# My Early Christmas Present to Myself



## grenger (Mar 8, 2009)

nice…. did it fit in the chimney?


----------



## Woodbum (Jan 3, 2010)

The boxes did Gerry. As smoke!


----------



## woodmaker (Jan 12, 2011)

I have the G0656X 8" Jointer with Spiral Cutterhead fits in a garage shop very well. griuzzly makes a very good tool and for the money ya can't go wrong. All the major mfg's are made in China or Tawain so what are you really getting if you buy something more expensive?


----------



## lumbermeister (Dec 24, 2012)

*"Even with the swiveling kick down wheel and the two fixed wheels, the beast is hard to move around. Hope I don't have to do that very often."*

I've owned this same jointer for 2 months now, except I have the standard 4 knife cutterhead. Re. moving it around, I have found it to be much easier when pushing in the direction of the kick wheel (kick wheel forward), so I rotate the machine to this position for each "leg" or travel within my small shop.

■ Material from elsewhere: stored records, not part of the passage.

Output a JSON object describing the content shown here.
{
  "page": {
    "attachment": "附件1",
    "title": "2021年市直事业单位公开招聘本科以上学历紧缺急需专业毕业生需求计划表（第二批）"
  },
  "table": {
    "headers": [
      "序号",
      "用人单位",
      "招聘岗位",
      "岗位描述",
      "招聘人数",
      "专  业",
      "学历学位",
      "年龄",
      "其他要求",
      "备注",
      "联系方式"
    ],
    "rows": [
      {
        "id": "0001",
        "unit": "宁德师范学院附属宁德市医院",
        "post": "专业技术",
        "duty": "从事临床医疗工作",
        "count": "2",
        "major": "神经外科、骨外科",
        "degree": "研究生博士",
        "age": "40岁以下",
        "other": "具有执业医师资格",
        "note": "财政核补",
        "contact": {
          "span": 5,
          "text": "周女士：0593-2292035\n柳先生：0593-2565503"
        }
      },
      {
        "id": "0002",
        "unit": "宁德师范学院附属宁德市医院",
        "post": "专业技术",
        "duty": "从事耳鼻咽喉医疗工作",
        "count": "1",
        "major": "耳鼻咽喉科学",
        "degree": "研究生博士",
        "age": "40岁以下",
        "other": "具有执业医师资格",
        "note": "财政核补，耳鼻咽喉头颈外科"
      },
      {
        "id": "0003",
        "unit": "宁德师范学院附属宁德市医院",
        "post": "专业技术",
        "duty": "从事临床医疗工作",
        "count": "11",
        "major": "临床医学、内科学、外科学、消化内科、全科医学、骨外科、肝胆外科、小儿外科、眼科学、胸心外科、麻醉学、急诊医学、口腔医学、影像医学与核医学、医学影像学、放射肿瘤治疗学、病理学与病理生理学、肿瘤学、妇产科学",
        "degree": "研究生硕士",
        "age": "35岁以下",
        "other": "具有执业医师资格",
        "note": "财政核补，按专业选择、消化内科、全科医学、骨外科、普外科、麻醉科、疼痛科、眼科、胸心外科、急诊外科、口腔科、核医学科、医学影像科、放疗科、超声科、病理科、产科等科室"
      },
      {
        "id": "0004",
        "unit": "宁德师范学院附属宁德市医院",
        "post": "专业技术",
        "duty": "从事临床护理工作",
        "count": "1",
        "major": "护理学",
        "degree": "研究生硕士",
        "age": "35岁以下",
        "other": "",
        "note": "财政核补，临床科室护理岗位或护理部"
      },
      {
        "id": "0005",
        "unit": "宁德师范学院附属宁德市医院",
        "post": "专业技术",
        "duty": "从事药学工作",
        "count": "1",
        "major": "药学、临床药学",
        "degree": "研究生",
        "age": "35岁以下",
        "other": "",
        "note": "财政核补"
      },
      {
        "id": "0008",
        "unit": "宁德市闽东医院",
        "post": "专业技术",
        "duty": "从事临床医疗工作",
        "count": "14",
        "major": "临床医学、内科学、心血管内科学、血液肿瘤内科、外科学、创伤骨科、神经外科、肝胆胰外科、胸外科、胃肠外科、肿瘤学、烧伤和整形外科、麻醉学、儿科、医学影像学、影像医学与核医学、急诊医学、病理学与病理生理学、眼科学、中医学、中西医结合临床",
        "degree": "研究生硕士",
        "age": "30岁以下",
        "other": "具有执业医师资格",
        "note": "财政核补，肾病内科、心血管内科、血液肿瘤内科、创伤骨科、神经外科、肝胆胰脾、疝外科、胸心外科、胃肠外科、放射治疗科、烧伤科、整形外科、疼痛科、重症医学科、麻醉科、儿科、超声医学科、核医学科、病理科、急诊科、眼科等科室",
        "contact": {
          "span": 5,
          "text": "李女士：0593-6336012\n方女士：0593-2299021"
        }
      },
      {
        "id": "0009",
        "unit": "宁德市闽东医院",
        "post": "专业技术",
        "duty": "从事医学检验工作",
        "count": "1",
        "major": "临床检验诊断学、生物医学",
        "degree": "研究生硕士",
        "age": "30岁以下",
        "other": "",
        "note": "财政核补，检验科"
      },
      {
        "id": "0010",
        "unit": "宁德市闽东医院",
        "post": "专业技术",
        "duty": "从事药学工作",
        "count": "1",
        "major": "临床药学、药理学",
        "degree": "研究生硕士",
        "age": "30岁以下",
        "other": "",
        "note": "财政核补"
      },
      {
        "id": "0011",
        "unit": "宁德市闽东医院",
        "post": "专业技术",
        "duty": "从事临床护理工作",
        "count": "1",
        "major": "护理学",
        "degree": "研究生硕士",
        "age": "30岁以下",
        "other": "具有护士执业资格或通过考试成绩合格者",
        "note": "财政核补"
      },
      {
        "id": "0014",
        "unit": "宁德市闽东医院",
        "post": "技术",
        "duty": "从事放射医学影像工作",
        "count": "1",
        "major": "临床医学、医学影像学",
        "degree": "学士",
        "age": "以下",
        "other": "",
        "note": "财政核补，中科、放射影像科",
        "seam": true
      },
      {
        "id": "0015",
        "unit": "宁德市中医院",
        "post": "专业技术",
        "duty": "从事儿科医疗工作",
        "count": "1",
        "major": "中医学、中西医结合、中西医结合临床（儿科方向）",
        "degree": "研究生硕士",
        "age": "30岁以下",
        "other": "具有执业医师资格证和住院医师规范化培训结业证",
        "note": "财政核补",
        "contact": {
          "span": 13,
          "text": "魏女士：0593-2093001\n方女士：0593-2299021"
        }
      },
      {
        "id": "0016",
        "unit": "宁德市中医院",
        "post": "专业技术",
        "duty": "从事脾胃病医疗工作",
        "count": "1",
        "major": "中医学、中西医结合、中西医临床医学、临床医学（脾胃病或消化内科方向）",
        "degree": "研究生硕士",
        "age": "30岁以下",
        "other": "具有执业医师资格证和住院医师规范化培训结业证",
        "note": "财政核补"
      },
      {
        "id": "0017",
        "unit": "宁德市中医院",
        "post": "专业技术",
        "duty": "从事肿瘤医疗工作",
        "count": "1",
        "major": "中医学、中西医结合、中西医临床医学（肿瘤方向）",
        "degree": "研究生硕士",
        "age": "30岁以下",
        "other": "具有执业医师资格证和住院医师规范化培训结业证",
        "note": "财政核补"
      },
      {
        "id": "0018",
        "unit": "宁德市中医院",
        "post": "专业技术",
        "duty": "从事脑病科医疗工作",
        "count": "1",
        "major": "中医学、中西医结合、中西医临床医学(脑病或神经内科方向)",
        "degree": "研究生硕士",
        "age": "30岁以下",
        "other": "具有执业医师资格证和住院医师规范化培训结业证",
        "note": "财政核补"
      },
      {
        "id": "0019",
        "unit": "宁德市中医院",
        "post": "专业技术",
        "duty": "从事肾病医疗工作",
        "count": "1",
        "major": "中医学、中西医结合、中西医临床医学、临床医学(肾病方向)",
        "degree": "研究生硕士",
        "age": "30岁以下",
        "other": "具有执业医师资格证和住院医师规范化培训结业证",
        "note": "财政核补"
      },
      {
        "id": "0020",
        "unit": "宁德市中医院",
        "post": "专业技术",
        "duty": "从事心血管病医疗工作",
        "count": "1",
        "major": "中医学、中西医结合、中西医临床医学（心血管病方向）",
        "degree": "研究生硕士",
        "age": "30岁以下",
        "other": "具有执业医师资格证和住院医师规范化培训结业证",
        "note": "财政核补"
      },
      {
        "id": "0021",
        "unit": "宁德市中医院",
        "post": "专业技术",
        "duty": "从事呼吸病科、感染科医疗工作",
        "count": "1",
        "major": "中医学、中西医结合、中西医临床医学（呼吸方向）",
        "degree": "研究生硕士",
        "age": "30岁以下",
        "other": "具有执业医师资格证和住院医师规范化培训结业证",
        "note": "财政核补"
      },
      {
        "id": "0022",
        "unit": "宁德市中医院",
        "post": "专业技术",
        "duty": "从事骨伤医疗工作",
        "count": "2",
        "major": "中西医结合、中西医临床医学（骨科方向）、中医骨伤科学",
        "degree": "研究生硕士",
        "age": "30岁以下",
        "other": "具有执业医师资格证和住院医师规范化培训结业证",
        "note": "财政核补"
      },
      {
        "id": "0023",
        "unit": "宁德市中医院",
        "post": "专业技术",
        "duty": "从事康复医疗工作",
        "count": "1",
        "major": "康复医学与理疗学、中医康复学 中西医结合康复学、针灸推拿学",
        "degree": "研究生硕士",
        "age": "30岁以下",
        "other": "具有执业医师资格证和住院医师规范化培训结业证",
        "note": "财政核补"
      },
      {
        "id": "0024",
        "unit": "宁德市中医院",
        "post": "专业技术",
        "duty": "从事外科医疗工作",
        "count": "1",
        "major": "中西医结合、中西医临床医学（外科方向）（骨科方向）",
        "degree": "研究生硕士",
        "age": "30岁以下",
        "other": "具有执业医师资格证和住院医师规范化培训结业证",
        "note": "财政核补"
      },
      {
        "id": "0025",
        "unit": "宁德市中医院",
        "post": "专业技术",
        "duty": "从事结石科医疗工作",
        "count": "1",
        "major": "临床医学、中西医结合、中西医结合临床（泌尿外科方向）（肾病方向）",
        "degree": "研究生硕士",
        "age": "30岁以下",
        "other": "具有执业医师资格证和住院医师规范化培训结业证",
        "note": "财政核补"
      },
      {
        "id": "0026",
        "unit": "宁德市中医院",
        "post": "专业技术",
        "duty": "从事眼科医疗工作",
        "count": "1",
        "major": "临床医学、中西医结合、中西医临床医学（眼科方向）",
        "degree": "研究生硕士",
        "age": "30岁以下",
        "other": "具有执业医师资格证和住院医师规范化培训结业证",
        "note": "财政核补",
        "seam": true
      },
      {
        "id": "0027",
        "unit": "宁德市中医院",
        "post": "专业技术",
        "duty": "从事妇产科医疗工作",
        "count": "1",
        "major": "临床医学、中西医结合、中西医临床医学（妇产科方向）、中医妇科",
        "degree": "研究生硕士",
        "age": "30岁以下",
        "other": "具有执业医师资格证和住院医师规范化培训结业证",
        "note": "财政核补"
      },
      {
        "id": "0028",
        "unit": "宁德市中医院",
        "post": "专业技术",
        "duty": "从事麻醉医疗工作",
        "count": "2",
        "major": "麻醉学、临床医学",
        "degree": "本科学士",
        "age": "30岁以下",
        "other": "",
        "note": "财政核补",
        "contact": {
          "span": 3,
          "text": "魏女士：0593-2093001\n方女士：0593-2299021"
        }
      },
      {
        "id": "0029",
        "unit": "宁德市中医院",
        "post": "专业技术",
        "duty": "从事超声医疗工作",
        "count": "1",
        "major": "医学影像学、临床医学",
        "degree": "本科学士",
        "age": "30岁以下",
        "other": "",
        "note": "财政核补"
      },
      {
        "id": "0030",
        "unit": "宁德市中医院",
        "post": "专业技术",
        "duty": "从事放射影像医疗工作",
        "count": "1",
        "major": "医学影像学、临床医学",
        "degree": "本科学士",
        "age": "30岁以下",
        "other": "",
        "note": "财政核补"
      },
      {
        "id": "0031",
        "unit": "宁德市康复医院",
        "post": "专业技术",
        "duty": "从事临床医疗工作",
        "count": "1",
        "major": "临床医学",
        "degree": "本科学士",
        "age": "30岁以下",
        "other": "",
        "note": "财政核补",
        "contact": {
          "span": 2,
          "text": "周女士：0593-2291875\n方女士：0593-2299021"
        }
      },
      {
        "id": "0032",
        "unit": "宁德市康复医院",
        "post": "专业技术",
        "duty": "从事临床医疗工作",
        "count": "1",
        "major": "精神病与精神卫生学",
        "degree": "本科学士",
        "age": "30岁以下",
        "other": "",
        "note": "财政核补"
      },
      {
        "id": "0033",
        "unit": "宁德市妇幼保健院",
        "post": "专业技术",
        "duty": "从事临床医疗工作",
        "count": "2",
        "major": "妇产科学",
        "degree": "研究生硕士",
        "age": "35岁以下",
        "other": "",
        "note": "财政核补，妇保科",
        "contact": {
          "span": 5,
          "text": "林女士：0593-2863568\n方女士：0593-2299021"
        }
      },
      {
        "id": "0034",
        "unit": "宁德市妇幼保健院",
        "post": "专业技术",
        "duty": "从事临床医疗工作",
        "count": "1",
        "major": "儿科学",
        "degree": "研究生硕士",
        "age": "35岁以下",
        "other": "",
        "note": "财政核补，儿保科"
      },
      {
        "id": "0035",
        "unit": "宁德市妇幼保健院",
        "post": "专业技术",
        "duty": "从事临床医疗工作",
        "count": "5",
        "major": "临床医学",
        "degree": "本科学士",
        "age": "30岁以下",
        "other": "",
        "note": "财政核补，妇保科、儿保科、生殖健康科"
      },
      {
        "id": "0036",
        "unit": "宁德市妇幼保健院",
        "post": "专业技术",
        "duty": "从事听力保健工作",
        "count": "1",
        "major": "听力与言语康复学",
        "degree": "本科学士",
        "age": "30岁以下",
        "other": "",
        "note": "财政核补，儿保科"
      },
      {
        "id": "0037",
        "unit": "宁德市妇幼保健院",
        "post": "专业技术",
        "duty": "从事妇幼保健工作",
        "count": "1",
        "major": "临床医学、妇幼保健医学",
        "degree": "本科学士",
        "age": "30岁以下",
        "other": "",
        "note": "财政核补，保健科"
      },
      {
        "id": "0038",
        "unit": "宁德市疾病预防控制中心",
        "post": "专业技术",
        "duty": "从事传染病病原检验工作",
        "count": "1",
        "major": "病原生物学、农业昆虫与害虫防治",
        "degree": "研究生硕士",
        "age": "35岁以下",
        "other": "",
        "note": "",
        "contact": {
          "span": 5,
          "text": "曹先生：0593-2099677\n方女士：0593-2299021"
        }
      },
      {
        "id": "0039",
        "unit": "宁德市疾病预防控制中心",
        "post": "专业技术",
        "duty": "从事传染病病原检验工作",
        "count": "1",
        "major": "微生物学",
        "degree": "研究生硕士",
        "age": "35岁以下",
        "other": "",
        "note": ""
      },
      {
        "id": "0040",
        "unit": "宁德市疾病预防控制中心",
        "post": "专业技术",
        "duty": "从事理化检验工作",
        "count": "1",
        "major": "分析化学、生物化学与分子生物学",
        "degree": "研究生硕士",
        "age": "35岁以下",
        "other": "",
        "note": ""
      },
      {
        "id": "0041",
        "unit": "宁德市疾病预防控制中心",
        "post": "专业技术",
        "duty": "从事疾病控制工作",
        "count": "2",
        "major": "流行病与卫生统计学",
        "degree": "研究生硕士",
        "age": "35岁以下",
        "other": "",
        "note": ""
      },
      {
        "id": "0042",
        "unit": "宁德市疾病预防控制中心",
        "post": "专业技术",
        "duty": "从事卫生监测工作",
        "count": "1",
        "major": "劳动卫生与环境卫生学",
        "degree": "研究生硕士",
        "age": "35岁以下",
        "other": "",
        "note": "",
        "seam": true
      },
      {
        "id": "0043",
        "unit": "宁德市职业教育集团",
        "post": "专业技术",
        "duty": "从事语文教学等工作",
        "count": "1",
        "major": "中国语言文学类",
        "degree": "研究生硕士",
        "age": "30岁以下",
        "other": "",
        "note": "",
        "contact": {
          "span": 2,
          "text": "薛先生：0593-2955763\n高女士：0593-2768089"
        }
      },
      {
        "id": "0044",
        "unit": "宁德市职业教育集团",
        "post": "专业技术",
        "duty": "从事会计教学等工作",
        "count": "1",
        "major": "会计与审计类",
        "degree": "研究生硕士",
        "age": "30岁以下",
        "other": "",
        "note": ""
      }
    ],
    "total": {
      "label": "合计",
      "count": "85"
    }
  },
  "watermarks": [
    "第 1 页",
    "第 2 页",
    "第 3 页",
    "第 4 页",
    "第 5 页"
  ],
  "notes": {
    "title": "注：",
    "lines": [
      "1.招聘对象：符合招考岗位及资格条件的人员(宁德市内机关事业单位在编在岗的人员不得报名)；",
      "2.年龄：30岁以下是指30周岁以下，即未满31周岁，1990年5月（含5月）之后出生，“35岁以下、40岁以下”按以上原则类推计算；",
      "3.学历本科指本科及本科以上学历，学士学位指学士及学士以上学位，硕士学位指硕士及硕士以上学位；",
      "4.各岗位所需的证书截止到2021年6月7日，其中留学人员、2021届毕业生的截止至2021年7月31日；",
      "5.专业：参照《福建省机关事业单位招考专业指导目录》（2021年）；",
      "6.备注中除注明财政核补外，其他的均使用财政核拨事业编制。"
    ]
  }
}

I think you will be very happy with this machine. Congratulations on your purchase.


----------



## grumpy749 (Nov 22, 2011)

Not all major manufactures are in china or Taiwan Mike. Check out the Canadian made General line of woodworking machinery. There factory is in Quebec and the quality is top notch. This is not to be mistaken for General International which is made off shore and quality is inferior. More money though.


----------



## helluvawreck (Jul 21, 2010)

That is a beautiful jointer. Congratulations and Merry Christmas.

helluvawreck aka Charles
http://woodworkingexpo.wordpress.com


----------



## Woodbum (Jan 3, 2010)

Thanks Charles! Lumbermeisterr and Woodmaker: Thanks for the validation. It always makes you feel better knowing that others have had good luck with a machine like the one you just bought. Merry Christmas and Happy Everything Else celebrated at this time of the year to all LJs out there. Hope you make out like I did for Christmas presents, which was just my lame excuse for buying a new toy.


----------



## woodmaker (Jan 12, 2011)

I forgot to say my Jointer was an early Xmas present also. My wife is wonderful!


----------



## Surfside (Jun 13, 2012)

Nice jointer. Another additional beast in the shop! Congratulations!


----------



## darthford (Feb 17, 2013)

Congrats that jointer looks sweet, love the tall fence. Surprised you guys are having difficulty moving it around mine (I have the G0490 8" with a Byrd Shelix) moves quite easily and I even wrapped some hockey tape around the swivel wheel because it was chewing into my garage floor. Have you checked to make sure they didn't over tighten the wheel axle nuts?


----------



## woodmaker (Jan 12, 2011)

yep, moving mine around is quite easy also, like it was said above check the torque on the wheel.


----------



## Woodbum (Jan 3, 2010)

The wheels move freely. It is just that in a small shop like mine, there are a lot of three point turns to moving it around. With the fixed wheels, it is just hard to pivot in a tight space. It's all good. Hell, I've lived with a lot worse things in various shops in the past 30 years or so. As a "corporate whore", we moved several times and I had to reinvent the shop space every time.


----------



## woodmaker (Jan 12, 2011)

I agree in a small shop one learns to pivot steer a lot!


----------



## dragondncr (Jan 4, 2009)

I have the same jointer, and it moves easily

Pat


----------